Горные скалы прозы и озера поэзии: о книге Джона Рёскина
Джон Рёскин (или, правильнее, Раскин, 1819–1900) знаком часто даже тем, кто не занимался искусство специально. Кто-то слышал о нем как исповеднике и проповеднике религии красоты, кто-то – как о первом искусствоведе, взглянувшем на музеи и коллекции не со стороны знатока-профессионала, а со стороны зрителя. Рёскин поэтому представляется то джентльменом с богатым воображением, то увлеченным путешественником со вкусом к прекрасным впечатлениям, то поэтом мимолетных высоких удовольствий, то собирателем искусства для всех: не все могут позволить себе собрать художественную коллекцию, но все могут купить несколько книг, альбомов или хотя бы репродукций. Из всех этих характеристик Рёскина верна лишь последняя – Рёскин действительно верный продолжатель британского духа: если лондонские аристократы XVIII века, совершая «большой тур» в Италию, могли себе позволить привезти Каналетто, целые живописные полотна как сувениры, то городские труженики ΧΙΧ века даже если и отправлялись в путешествие, то могли себе позволить разве недорогие достопамятные вещи.
На самом деле Рёскин, даже когда мечтал о возрождении тонких ремесел, о широком распространении художественного вкуса, об изысканности повседневной жизни, никогда не считал, что перед ним и его слушателями стоит вопрос о поклонении красоте. Хотя карикатурно ему и приписывали религию красоты, он всегда говорил о другом: о строгости красоты. Красота спасительна, по Рёскину, лишь в одном смысле – она позволяет сохранять самообладание: даже в самых страстных увлечениях, раздирающих душу, дробящих мысль, – красота вдруг подкупает своей определенностью, цельностью и несомненностью. Да, красота манит и даже преследует, но точно так же она просто дает о себе знать, просто выдает себя – что вот в этом месте уже нет и не будет уродства. И чтобы понять, как Рёскин открыл эту точную красоту вместо былых соблазнов и неопределенных восторгов, надо сказать, кто он такой.
Рёскин был сыном шотландского торговца хересом. В Шотландии, как и в Англии, аристократия была только крупнопоместная, но она была клановой, каждый клан (само это слово кельтское) или дом имел свой тартан (клетчатый узор) и мелодию для волынки. Происхождение кланов сейчас легко представить всем, кто смотрит «Игру престолов»: упадок старой графской аристократии к XIII веку привел к тому, что власть перешла к молодым баронам, легко объединявшимся с отверженными отпрысками родов и угнетенным населением, чтобы создать новую систему управления. Именно в этой системе оказывались важны торговцы: они были своеобразными дипломатами, посредниками между кланами, создателями нового коммерческого языка и законодателями мод. Рёскин и был дипломатом в области искусствоведения, только создавал он не язык коммерческих сделок, а язык понимания природы как главного богатства мироздания.

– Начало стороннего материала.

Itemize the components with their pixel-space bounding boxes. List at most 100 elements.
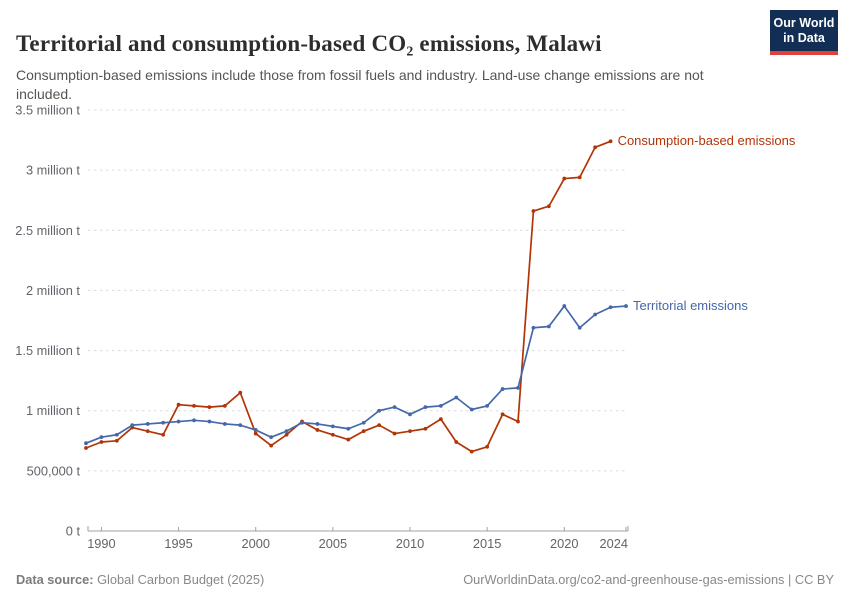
data-point-marker [222, 404, 227, 408]
data-point-marker [161, 420, 166, 425]
data-point-marker [284, 432, 289, 437]
data-point-marker [361, 429, 366, 434]
data-source-value: Global Carbon Budget (2025) [97, 571, 265, 587]
data-point-marker [485, 404, 490, 408]
data-point-marker [516, 419, 520, 424]
data-point-marker [315, 428, 320, 432]
y-axis-tick-label: 3.5 million t [15, 103, 80, 118]
data-point-marker [408, 412, 412, 417]
data-point-marker [562, 176, 567, 181]
data-point-marker [114, 438, 119, 443]
data-point-marker [192, 418, 196, 423]
data-point-marker [84, 446, 88, 450]
x-axis-tick-label: 2024 [600, 536, 628, 551]
data-point-marker [315, 422, 320, 426]
data-point-marker [392, 431, 397, 436]
y-axis-tick-label: 0 t [66, 524, 81, 539]
data-point-marker [176, 419, 181, 424]
data-point-marker [238, 423, 243, 428]
data-point-marker [238, 390, 243, 395]
legend-label-territorial-emissions[interactable]: Territorial emissions [633, 298, 748, 314]
data-point-marker [577, 175, 582, 180]
chart-title: Territorial and consumption-based CO₂ em… [16, 31, 602, 57]
consumption-emissions-line[interactable] [85, 140, 611, 453]
owid-logo: Our World in Data [770, 10, 838, 55]
data-point-marker [608, 305, 613, 310]
y-axis-tick-label: 1.5 million t [15, 343, 80, 358]
x-axis-tick-label: 2000 [241, 536, 269, 551]
data-point-marker [253, 428, 258, 432]
data-point-marker [438, 417, 443, 422]
data-point-marker [161, 432, 166, 437]
data-source-note: Data source: Global Carbon Budget (2025) [16, 572, 264, 587]
data-point-marker [330, 424, 335, 429]
data-point-marker [500, 387, 505, 391]
data-point-marker [330, 432, 335, 437]
data-point-marker [577, 325, 582, 330]
data-point-marker [531, 209, 536, 213]
credit-link[interactable]: OurWorldinData.org/co2-and-greenhouse-ga… [463, 571, 834, 587]
data-point-marker [624, 304, 628, 308]
data-source-label: Data source: [16, 571, 94, 587]
y-axis-tick-label: 2 million t [26, 283, 80, 298]
data-point-marker [269, 435, 274, 440]
data-point-marker [99, 440, 104, 444]
x-axis-tick-label: 1990 [87, 536, 115, 551]
data-point-marker [207, 405, 212, 410]
legend-label-consumption-based-emissions[interactable]: Consumption-based emissions [617, 133, 796, 149]
y-axis-tick-label: 3 million t [26, 163, 80, 178]
owid-logo-text-line2: in Data [783, 30, 825, 45]
data-point-marker [130, 423, 135, 428]
chart-subtitle: Consumption-based emissions include thos… [16, 67, 704, 103]
data-point-marker [531, 325, 536, 330]
data-point-marker [346, 437, 351, 442]
data-point-marker [253, 431, 258, 436]
data-point-marker [84, 441, 88, 446]
data-point-marker [392, 405, 397, 410]
data-point-marker [469, 407, 474, 412]
data-point-marker [207, 419, 212, 424]
data-point-marker [346, 426, 351, 431]
data-point-marker [99, 435, 104, 440]
x-axis-tick-label: 2010 [396, 536, 424, 551]
data-point-marker [546, 204, 551, 209]
data-point-marker [300, 420, 304, 425]
data-point-marker [423, 426, 428, 431]
x-axis-tick-label: 1995 [164, 536, 192, 551]
data-point-marker [562, 304, 567, 308]
territorial-emissions-line[interactable] [85, 305, 627, 444]
data-point-marker [485, 444, 490, 449]
data-point-marker [593, 145, 598, 150]
data-point-marker [469, 449, 474, 454]
owid-logo-text-line1: Our World [773, 15, 835, 30]
data-point-marker [145, 429, 150, 434]
data-point-marker [192, 404, 196, 408]
data-point-marker [608, 139, 613, 144]
data-point-marker [284, 429, 289, 434]
y-axis-tick-label: 500,000 t [27, 463, 81, 478]
x-axis-tick-label: 2015 [473, 536, 501, 551]
data-point-marker [114, 432, 119, 437]
data-point-marker [222, 422, 227, 426]
data-point-marker [361, 420, 366, 425]
data-point-marker [454, 440, 459, 444]
chart-footer: Data source: Global Carbon Budget (2025)… [16, 568, 834, 590]
data-point-marker [438, 404, 443, 408]
y-axis-tick-label: 2.5 million t [15, 223, 80, 238]
y-axis-tick-label: 1 million t [26, 403, 80, 418]
data-point-marker [454, 395, 459, 400]
x-axis-tick-label: 2020 [550, 536, 578, 551]
data-point-marker [593, 312, 598, 317]
data-point-marker [408, 429, 412, 434]
data-point-marker [546, 324, 551, 329]
data-point-marker [145, 422, 150, 426]
data-point-marker [500, 412, 505, 417]
data-point-marker [377, 423, 382, 428]
data-point-marker [516, 385, 520, 390]
data-point-marker [269, 443, 274, 448]
data-point-marker [423, 405, 428, 410]
data-point-marker [176, 402, 181, 407]
data-point-marker [377, 408, 382, 413]
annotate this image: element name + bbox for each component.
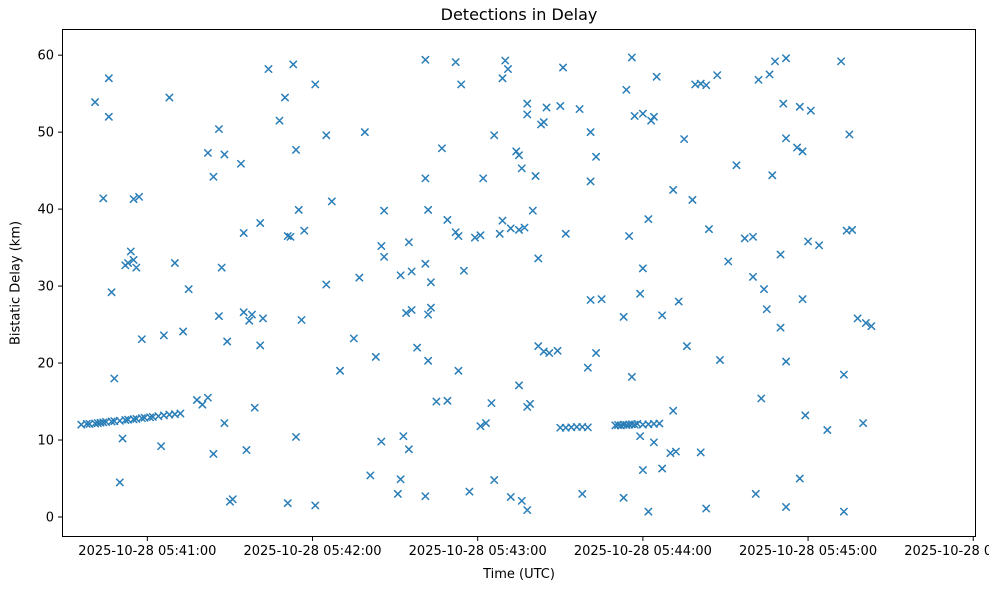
y-tick-label: 20 bbox=[37, 357, 54, 372]
y-tick-label: 30 bbox=[37, 280, 54, 295]
x-tick-label: 2025-10-28 05:45:00 bbox=[739, 544, 877, 559]
y-tick-label: 60 bbox=[37, 49, 54, 64]
y-tick-label: 0 bbox=[46, 510, 54, 525]
axes-frame bbox=[62, 29, 976, 537]
chart-title: Detections in Delay bbox=[440, 5, 598, 24]
x-axis-label: Time (UTC) bbox=[483, 567, 555, 582]
x-tick-label: 2025-10-28 05:42:00 bbox=[243, 544, 381, 559]
x-tick-label: 2025-10-28 05:41:00 bbox=[78, 544, 216, 559]
x-tick-label: 2025-10-28 05:46:00 bbox=[904, 544, 989, 559]
y-axis-label: Bistatic Delay (km) bbox=[8, 220, 24, 346]
y-tick-label: 50 bbox=[37, 126, 54, 141]
y-tick-label: 40 bbox=[37, 203, 54, 218]
scatter-points bbox=[77, 53, 876, 516]
x-tick-label: 2025-10-28 05:44:00 bbox=[574, 544, 712, 559]
x-tick-label: 2025-10-28 05:43:00 bbox=[409, 544, 547, 559]
y-tick-label: 10 bbox=[37, 434, 54, 449]
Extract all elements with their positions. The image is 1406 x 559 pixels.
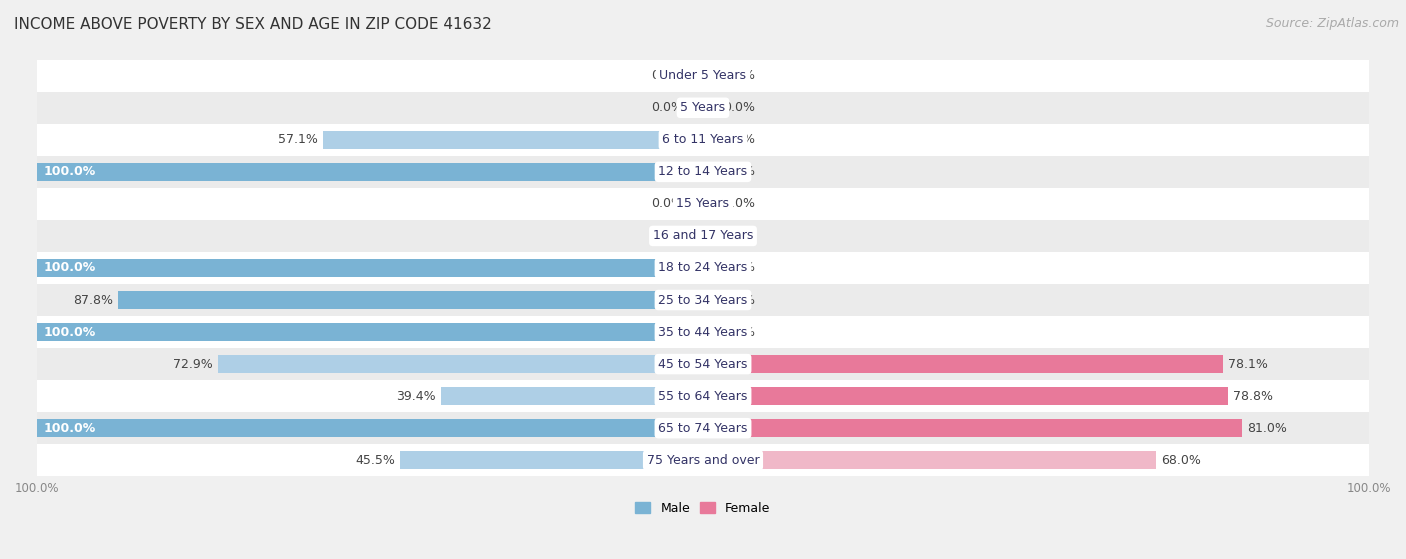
Bar [37,220,1369,252]
Text: 100.0%: 100.0% [44,262,96,274]
Text: INCOME ABOVE POVERTY BY SEX AND AGE IN ZIP CODE 41632: INCOME ABOVE POVERTY BY SEX AND AGE IN Z… [14,17,492,32]
Bar [37,316,1369,348]
Bar [703,163,720,181]
Text: 0.0%: 0.0% [723,69,755,82]
Text: 35 to 44 Years: 35 to 44 Years [658,325,748,339]
Bar [37,60,1369,92]
Text: 18 to 24 Years: 18 to 24 Years [658,262,748,274]
Bar [37,156,1369,188]
Bar [703,452,1156,469]
Text: 75 Years and over: 75 Years and over [647,454,759,467]
Text: 68.0%: 68.0% [1161,454,1201,467]
Text: 0.0%: 0.0% [723,197,755,210]
Text: 57.1%: 57.1% [277,133,318,146]
Bar [37,323,703,341]
Text: 0.0%: 0.0% [723,325,755,339]
Text: 0.0%: 0.0% [651,229,683,243]
Bar [37,163,703,181]
Bar [37,444,1369,476]
Text: 55 to 64 Years: 55 to 64 Years [658,390,748,402]
Bar [703,67,720,84]
Text: 39.4%: 39.4% [395,390,436,402]
Text: 0.0%: 0.0% [651,197,683,210]
Text: 16 and 17 Years: 16 and 17 Years [652,229,754,243]
Bar [703,195,720,213]
Bar [323,131,703,149]
Text: Source: ZipAtlas.com: Source: ZipAtlas.com [1265,17,1399,30]
Bar [37,419,703,437]
Bar [703,259,720,277]
Text: 0.0%: 0.0% [723,293,755,306]
Bar [686,195,703,213]
Text: 6 to 11 Years: 6 to 11 Years [662,133,744,146]
Text: 15 Years: 15 Years [676,197,730,210]
Bar [401,452,703,469]
Text: 45 to 54 Years: 45 to 54 Years [658,358,748,371]
Bar [703,227,720,245]
Text: 0.0%: 0.0% [723,165,755,178]
Text: 45.5%: 45.5% [354,454,395,467]
Legend: Male, Female: Male, Female [630,497,776,520]
Text: 12 to 14 Years: 12 to 14 Years [658,165,748,178]
Bar [686,227,703,245]
Text: 0.0%: 0.0% [651,69,683,82]
Bar [218,356,703,373]
Bar [703,131,720,149]
Bar [703,291,720,309]
Bar [703,99,720,117]
Text: 0.0%: 0.0% [723,262,755,274]
Text: 65 to 74 Years: 65 to 74 Years [658,421,748,435]
Text: 0.0%: 0.0% [723,101,755,114]
Bar [703,419,1243,437]
Bar [686,67,703,84]
Bar [37,412,1369,444]
Bar [37,259,703,277]
Bar [37,92,1369,124]
Text: 78.1%: 78.1% [1229,358,1268,371]
Bar [37,380,1369,412]
Text: 100.0%: 100.0% [44,421,96,435]
Text: 0.0%: 0.0% [723,229,755,243]
Bar [703,356,1223,373]
Text: 5 Years: 5 Years [681,101,725,114]
Bar [703,387,1227,405]
Bar [37,188,1369,220]
Text: 72.9%: 72.9% [173,358,212,371]
Text: Under 5 Years: Under 5 Years [659,69,747,82]
Text: 25 to 34 Years: 25 to 34 Years [658,293,748,306]
Bar [37,348,1369,380]
Bar [703,323,720,341]
Text: 81.0%: 81.0% [1247,421,1288,435]
Text: 78.8%: 78.8% [1233,390,1272,402]
Bar [686,99,703,117]
Bar [440,387,703,405]
Text: 87.8%: 87.8% [73,293,112,306]
Bar [37,124,1369,156]
Bar [37,284,1369,316]
Bar [37,252,1369,284]
Text: 0.0%: 0.0% [723,133,755,146]
Text: 100.0%: 100.0% [44,165,96,178]
Bar [118,291,703,309]
Text: 100.0%: 100.0% [44,325,96,339]
Text: 0.0%: 0.0% [651,101,683,114]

Херес, он же «шерри» в английском произношении, появился в Испании благодаря Альфонсу Мудрому – этот король создавал не просто новую армию, а новую страну, которая должна была отличаться от краев, где господствовали арабы: для этого монарх повелел солдатам пить такое вино в обязательном порядке, чтобы не быть похожими на мусульман, и поить им коней, считая, что тогда они будут достаточно яростны в ближнем бою. Да, часто новое вино создает новое устройство общества. Но примерно с XV в. британцы становятся главными импортерами хереса, более того, устанавливают собственные правила производства в испанской провинции. Тем самым херес становится не только первым вином-«паспортом», но и первым вином – «денежной единицей»: стандартом, продуманным и проверенным. Во времена Елизаветы бутылка хереса стала постоянно растущей в цене денежной единицей, как тюльпан в Голландии, соболиная шкура в России или биткоин в современном мире. Пираты нападали на корабли, везшие херес в разные концы света, поспешно доставляли бочки в Лондон и наживались на краденом, создавая первые сверхкапиталы. Так что торговля хересом – это вовсе не торговля каким-то продуктом, вроде сыра или хлеба, но торговля финансовыми активами; и хересная лавка – самое простодушное финансовое учреждение.